Nie zaspokoiło to jednak osobistych ambicji Jarosława Kaczyńskiego, który fantazjował już o kolejnej koalicji z Unią Demokratyczną, która – oświecona i proeuropejska – miała go wprowadzić na warszawskie salony. Nie przyłożył się więc do rozmów o rozszerzeniu poparcia dla aktualnego “rządu przełomu”. Za Olszewskim ujęli się młodzi posłowie z Porozumienia Centrum w tym Andrzej Anusz i Piotr Wójcik. Zaowocowało to rozłamem. Przy nieszczerym poparciu macierzystego PC, los gabinetu okazał się przesądzony na długo przed “nocą teczek”. Ujawnienie przez Antoniego Macierewicza “listy zasobów archiwalnych MSW” stało się tylko katalizatorem i pretekstem. Kaczyńskiego i tak nie chciała Unia Demokratyczna w następnej koalicji, preferując zamiast PC bardziej obliczalne Zjednoczenie Chrześcijańsko-Narodowe.
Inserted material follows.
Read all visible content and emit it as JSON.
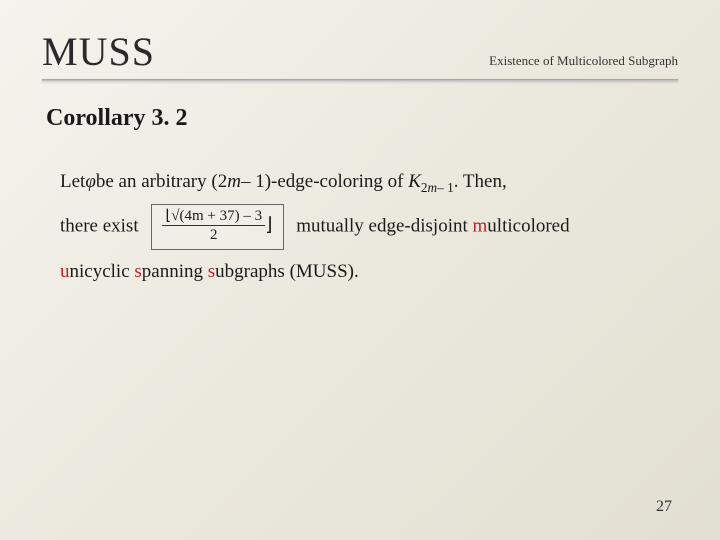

Zaś kunktatorstwo prezesa ocenili wyborcy, w głosowaniu powszechnym jesienią 1993 r. nie wpuszczając Porozumienia Centrum do kolejnego Sejmu.

Prezes utwardza szeregi

Jarosław Kaczyński wyciągnął z tego wnioski ale bynajmniej nie takie, że politykę warto uprawiać w bardziej moralny sposób i kierując się – za przykładem mec. Olszewskiego – pojęciem racji stanu. 

O ile Porozumienie Centrum tworzył pospiesznie, licząc, że stanie się skuteczną partią spóźnionej antykomunistycznej rewolucji, co nie przeszkodziło posłom PC głosować przeciwko zgłoszonemu przez KPN projektowi ustawy o restytucji niepodległości, zrywającemu kategorycznie ze spuścizną PRL – to następna partia Kaczyńskiego, Prawo i Sprawiedliwość, powstała po latach wyczekiwania na sprzyjający moment historyczny. Nadszedł u kresu rządów Akcji Wyborczej Solidarność w koalicji z następczynią UD, Unią Wolności – i za sprawą popularności, jaką w roli ministra w rządzie Jerzego Buzka zyskał Lech Kaczyński. Nauczony doświadczeniem, do budowania struktur PiS jego brat Jarosław dopuścił wyłącznie najwierniejszych z wiernych. Adam Chmielecki nadmienia, że w pewnym momencie świętokrzyska organizacja partyjna miała wyłącznie jednego członka, nie pochodzącego nawet z regionu, za to bezgranicznie prezesowi oddanego Przemysława Gosiewskiego.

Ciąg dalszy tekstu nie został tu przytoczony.